Marina Salandy-Brown

Marina Salandy-Brown is a Trinidadian journalist, broadcaster and cultural activist. She was formerly an Editor and Senior Manager in Radio and News and Current Affairs programmes with the British Broadcasting Corporation (BBC) in London, one of the BBC’s few top executives from an ethnic minority background.

She is the Founder and Director of the NGC Bocas Lit Fest, held annually in Trinidad and Tobago, “the biggest annual literary festival in the Anglophone Caribbean”, and of the OCM Bocas Prize for Caribbean Literature. She is also Co- founder of the Hollick Arvon Caribbean Writers Prize.

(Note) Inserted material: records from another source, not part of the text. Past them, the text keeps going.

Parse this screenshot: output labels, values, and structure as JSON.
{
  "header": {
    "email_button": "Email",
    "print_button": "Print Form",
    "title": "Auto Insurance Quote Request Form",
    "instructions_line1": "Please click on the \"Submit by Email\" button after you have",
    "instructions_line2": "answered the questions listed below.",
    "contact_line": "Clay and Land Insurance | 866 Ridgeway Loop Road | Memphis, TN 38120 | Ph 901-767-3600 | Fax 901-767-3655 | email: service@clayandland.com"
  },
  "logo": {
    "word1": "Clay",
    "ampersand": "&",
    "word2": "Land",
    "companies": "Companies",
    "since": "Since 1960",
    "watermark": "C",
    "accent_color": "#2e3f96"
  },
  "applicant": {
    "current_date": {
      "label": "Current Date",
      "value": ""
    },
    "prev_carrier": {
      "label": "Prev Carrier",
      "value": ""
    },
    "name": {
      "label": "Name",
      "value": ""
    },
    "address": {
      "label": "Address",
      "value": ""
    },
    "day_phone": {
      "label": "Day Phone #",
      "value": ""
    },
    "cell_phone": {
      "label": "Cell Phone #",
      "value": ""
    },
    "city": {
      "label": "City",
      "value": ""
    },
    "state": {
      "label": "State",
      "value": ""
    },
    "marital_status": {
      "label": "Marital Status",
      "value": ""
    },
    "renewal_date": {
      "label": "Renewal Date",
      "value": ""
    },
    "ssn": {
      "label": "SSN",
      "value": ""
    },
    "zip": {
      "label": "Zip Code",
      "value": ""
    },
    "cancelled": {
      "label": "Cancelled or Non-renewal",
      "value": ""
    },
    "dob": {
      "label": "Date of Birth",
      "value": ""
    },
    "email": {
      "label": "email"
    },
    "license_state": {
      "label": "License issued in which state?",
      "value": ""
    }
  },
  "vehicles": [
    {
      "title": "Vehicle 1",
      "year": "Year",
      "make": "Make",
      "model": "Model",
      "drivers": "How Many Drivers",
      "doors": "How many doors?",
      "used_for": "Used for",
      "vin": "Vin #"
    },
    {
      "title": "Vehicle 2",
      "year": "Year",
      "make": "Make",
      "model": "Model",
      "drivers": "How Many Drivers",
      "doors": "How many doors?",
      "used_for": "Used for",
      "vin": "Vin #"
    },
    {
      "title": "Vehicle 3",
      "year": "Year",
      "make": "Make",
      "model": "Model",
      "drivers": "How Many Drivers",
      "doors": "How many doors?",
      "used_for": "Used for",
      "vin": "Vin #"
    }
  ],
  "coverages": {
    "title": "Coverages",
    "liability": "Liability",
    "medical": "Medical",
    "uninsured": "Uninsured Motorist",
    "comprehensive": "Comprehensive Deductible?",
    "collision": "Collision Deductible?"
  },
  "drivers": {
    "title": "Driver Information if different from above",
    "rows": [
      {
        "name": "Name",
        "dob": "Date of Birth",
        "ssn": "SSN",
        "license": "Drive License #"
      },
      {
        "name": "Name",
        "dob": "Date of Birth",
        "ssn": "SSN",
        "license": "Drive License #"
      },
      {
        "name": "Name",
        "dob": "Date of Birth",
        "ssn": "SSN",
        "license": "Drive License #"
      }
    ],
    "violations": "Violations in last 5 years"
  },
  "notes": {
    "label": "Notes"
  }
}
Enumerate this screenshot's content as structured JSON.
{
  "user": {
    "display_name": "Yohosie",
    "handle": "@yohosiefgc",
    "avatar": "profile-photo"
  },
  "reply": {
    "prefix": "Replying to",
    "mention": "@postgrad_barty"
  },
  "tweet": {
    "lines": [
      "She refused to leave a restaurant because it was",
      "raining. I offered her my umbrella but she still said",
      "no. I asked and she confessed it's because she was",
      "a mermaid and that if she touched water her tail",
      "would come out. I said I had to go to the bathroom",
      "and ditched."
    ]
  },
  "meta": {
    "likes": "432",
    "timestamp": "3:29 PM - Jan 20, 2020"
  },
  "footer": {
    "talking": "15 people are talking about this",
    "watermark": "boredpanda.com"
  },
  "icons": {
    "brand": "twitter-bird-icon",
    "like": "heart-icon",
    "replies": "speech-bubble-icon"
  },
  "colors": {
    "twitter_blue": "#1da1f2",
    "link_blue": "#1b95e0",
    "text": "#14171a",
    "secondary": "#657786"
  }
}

  • In 1988 Salandy-Brown won the Sony Silver Award for Most Creative Use of Radio, and 1994 she was named Radio Journalist of the Year. She also won Programme of the Year, UK Television and Radio Industries Club, in 1990, and a Sony Gold Award, Best News Programme in 2000 for BBC Radio.
  • In 1992, she won the New York Festivals Award, Silver.
  • In 2005, she was awarded an honorary doctorate (DLitt) by the University of Westminster.
  • In 2012, she was recognized for her achievements in the Arts in the UK during the last 50 years with an award at the Trinidad and Tobago Independence Jubilee celebrations.
  • In 2013, she was among six persons to be conferred with honorary doctorates from the University of the West Indies, St Augustine, when in October the Chancellor George A. O. Alleyne presented her with the Doctor of Letters (DLitt), Honoris Causa of the University of the West Indies.

Marina Salandy-Brown is a Fellow of the Royal Society of Arts, and a Member of the British Council Arts and Creative Economy Advisory Committee.